Harvey had a golden voice. But a news director told him he wouldn't get far without developing his own on-air personality, distinct from the voices already popular.

His terse, staccato tones and the stretched-out "Good day!" closings are now his trademarks.

"Some of his long pauses make you want to scream, 'Get on with it. What is it?' " says Michael Casavantes, who teaches radio news at the Walter Cronkite School of Journalism and Telecommunication at Arizona State University.

Casavantes tells his students to study Harvey's mastery of pacing, inflection and delivery. Because of Harvey's style, Casavantes ranks him among great commentators like the late Edward R. Murrow, Howard K. Smith and Eric Sevareid.

'Beloved huckster'

People love to criticize his conservativism, but "he's tame compared to some of the shock jocks making a living on AM radio," says William Drummond, a professor of journalism at the University of California, Berkeley.

Some have called him "America's most beloved huckster" because he seamlessly moves from news to pitching products, from dietary supplements to vacuums to adjustable beds.

But, in Harvey's defense, it's not offensive, Drummond says.

"He's a character," Drummond says. "Everyone knows he is going to be selling insurance or something."

Harvey says he never promotes products he doesn't believe in and turns down 10 for every one he accepts.

Keeping pace

Harvey's news commentaries over the years have ranged from politics to pop culture, from Winston Churchill to Puff Daddy.

"My biggest challenge is to keep intellectually articulate and pliable enough to adapt to and accept inevitable change," Harvey says. "I may not enjoy rap music, but I need to know about it and its function if I am going to deal with contemporary news."

An issue rarely stumps him. But these days he doesn't know what to do to stop school violence. "I'd like to offer some profound recommendation, but I don't know what."

Harvey used to be unchallenged as radio's top-ranked conservative, until an edgier radio personality, Limbaugh, started giving him competition with a virulent strain of what many consider near-hate politics. Harvey has not changed his style in response.

Robert Gunnison, of the Graduate School of Journalism at UC-Berkeley, says Harvey "doesn't live up to his conservative stereotype; he seems far more moderate."

Indeed, besides predictable conservative viewpoints, Harvey has had his share of liberal stands: support for the women's Equal Rights Amendment, for gay rights and abortion choice, and opposition to the Vietnam War.

Harvey sometimes takes heat from listeners who don't agree with him, as when he recently proclaimed that "Jesse Jackson has gone out of style."

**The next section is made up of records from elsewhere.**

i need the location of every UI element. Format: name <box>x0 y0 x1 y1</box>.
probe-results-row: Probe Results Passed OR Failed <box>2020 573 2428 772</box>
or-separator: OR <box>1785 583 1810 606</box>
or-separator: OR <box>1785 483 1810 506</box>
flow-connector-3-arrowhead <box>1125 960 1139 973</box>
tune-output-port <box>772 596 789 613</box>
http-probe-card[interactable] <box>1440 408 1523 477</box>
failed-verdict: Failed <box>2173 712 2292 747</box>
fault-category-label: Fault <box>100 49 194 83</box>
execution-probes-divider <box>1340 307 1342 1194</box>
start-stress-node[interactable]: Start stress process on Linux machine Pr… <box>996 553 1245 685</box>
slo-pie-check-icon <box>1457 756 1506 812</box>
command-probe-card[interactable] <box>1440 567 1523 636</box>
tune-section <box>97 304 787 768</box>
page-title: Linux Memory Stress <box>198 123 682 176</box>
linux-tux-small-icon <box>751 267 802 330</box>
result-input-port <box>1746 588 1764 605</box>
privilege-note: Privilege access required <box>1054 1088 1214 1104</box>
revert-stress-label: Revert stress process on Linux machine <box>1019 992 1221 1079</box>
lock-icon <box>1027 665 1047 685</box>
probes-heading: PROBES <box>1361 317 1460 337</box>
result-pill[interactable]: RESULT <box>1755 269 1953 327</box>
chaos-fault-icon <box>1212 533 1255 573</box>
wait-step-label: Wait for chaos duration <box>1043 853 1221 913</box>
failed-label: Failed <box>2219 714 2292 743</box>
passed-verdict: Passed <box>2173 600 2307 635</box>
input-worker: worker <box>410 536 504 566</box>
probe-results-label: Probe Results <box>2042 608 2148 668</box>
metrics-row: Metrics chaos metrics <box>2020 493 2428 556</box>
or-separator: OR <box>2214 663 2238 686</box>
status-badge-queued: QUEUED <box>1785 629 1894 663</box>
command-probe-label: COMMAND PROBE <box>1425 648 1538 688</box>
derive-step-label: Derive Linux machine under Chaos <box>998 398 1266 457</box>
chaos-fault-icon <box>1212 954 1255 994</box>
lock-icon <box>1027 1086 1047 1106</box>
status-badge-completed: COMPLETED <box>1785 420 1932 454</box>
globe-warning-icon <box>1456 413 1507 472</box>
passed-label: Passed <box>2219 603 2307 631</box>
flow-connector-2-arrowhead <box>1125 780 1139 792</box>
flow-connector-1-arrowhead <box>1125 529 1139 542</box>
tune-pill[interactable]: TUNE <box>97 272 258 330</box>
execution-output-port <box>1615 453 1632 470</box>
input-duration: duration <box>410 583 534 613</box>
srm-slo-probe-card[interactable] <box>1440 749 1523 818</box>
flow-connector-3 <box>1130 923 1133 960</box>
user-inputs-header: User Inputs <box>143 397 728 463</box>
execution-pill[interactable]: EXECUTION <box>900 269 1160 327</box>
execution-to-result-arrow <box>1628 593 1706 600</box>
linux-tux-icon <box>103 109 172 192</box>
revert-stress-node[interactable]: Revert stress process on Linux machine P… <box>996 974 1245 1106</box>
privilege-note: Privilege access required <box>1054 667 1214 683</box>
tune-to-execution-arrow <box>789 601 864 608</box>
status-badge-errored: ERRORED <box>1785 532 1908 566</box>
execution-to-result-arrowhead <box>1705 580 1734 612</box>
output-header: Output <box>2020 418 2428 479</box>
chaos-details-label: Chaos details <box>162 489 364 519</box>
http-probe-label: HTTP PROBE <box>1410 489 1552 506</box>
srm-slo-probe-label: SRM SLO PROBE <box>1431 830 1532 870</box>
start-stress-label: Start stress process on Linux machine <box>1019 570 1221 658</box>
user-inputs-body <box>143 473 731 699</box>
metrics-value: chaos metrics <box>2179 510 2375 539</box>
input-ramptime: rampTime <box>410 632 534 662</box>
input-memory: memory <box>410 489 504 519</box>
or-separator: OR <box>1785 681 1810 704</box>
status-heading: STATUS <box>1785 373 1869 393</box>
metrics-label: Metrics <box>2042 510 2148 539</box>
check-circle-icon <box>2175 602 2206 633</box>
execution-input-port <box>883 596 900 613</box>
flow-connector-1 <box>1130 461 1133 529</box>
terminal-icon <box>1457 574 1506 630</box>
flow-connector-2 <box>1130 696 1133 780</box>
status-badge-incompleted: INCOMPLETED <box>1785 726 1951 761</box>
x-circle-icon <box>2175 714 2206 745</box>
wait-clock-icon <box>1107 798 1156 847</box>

His commentaries are unabashedly pro law enforcement, perhaps because his father was a lawman who died in the line of duty when Harvey was 3 years old.

If he is moderate on some issues, it often is because his wife suggests that he not kick a leader when he or she is down and that he consider the changing cultural context of issues.

Wife has key role

You can't talk about Harvey's success without mentioning his wife of 60 years, Lynne "Angel" Harvey. Although he has the voice that America knows, she has directed his career since he made $29 a week. She was his producer starting in the 1940s when it was unusual for women to be in broadcasting.

Concerned about the Phoenix area's unbridled growth, she sometimes chides him to talk on the radio about Arizona's scorpions and snakes instead of bragging on the warm winter weather and beautiful sunsets.

For sentimental reasons, they still own the car she drove the day they met: a 1938 Nash Lafayette coupe. They act like newlyweds in each other's company, and that is the way it has always been, says Russell Stamm, a 55-year-old Phoenix businessman who has known the Harveys all his life. Their families are close friends from Chicago. Stamm also is a good friend of their son, Paul Harvey Aurandt Jr., who writes "The Rest of the Story."

"Harvey loves the west and everything western," Stamm says. "Sometimes Paul puts on his cowboy hat and takes his Ferrari convertible out for a drive in the desert or around Phoenix."

Will Harvey ever retire?

"I don't know what I'd do if I really retired," he says. "Playing golf the way I do would be sheer torture."

Whatever he does, Harvey says he isn't interested in being among those who "walk old, talk old and think old."